Some background: my undergraduate degree is in Computer Science, and at one point I was an adequate programmer. Those were the days, but those days are far behind me, and that skill has atrophied into dust. As covered in a previous article, I am now into “vibe coding.”

Successful vibe coding meant guiding AI to write individual functions that performed specific atomic tasks. And then assembling these functions to accomplish an objective. But working with the Gemini 3 agent is different. I specified the objectives (discrete and well-defined), and the agent figured out how to accomplish them. It plotted a full approach, executed it, and I evaluated the outcome.

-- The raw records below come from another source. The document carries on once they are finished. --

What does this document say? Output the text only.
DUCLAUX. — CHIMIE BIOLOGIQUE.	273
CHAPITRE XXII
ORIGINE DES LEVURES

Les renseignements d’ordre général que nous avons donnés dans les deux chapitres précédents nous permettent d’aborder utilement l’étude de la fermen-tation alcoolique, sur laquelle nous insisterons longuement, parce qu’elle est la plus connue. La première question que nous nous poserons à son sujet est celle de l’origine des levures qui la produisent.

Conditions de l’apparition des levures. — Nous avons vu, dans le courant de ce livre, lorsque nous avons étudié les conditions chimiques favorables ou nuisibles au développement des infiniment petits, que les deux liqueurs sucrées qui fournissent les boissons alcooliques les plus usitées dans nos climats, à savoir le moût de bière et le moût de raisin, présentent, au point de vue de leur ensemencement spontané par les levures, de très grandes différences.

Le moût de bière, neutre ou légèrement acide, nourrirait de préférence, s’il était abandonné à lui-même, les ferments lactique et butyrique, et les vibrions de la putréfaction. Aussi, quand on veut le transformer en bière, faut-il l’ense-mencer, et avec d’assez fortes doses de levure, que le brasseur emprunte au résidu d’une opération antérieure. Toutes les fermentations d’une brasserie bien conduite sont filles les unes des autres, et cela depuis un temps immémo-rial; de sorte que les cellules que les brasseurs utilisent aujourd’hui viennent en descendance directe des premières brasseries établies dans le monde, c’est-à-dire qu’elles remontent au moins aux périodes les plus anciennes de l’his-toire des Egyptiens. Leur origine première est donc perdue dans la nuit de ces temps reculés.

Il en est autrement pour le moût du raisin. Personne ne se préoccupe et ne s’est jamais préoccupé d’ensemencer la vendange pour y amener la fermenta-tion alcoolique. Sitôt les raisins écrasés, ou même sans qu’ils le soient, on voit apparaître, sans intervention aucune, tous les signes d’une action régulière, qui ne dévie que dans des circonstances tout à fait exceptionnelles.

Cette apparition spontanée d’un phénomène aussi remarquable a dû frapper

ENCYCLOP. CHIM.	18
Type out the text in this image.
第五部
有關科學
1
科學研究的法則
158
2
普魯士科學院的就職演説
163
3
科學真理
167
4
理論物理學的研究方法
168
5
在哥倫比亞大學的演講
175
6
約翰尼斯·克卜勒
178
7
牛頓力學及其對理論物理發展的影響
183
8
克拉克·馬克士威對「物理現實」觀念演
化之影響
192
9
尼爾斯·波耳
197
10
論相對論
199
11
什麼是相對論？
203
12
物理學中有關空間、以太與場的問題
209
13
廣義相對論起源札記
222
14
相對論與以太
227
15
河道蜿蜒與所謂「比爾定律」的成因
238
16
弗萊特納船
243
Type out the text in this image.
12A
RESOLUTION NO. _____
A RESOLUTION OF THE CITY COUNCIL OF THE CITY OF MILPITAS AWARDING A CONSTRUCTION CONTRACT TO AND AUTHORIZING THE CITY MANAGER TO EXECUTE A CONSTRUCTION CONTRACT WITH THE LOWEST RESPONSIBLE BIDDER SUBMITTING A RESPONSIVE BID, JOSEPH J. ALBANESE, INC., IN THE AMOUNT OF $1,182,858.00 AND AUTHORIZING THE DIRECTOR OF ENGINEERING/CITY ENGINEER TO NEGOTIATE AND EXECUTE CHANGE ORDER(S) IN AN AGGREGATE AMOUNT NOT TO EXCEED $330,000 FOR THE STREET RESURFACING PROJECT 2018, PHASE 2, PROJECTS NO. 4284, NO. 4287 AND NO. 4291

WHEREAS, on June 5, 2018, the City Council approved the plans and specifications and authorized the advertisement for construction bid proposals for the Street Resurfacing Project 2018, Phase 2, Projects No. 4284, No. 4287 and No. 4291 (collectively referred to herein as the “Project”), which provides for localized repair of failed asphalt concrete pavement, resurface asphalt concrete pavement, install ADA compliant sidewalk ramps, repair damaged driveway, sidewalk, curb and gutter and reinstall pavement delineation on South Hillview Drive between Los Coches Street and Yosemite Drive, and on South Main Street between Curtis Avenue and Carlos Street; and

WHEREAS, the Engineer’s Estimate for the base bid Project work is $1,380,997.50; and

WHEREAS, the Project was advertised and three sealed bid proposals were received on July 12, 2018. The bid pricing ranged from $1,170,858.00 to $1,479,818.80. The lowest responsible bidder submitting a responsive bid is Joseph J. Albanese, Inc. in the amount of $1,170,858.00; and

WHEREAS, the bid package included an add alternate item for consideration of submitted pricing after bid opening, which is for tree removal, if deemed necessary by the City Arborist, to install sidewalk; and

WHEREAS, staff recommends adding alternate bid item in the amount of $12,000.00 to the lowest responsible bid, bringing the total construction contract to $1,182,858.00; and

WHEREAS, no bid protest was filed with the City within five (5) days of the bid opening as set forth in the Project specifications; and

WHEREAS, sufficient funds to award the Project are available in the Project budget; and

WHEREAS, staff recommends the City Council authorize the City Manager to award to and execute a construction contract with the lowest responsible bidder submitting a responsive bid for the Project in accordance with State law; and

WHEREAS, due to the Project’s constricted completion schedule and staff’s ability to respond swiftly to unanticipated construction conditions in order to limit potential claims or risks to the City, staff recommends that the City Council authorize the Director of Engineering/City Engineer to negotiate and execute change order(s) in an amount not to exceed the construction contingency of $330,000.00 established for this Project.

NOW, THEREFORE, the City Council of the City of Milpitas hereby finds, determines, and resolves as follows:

Most importantly: I NEVER LOOKED AT THE CODE. The code is irrelevant; the objective is my focus.

This is very exciting (if you are into that sort of thing).

Bottom Line

Throwing more processing power at problems continues to yield dividends. That means we should expect continued capital investment into data centers and continued intelligence gains for the foreseeable future. With its homegrown TPU hardware and massive datasets, Google has a real edge over the field. The question is whether they can leverage these advantages against industry leader OpenAI.

As 2025 sunsets, AI is still rapidly improving and has surprises in store for us. Gemini 3 affirms that scaling compute still produces meaningful advancements. These LLM systems may not get us to AGI, but this technology still has plenty of headroom.

2026 will be another big year for AI.

Gemini Pro 3.0 got the year wrong...We have far to go.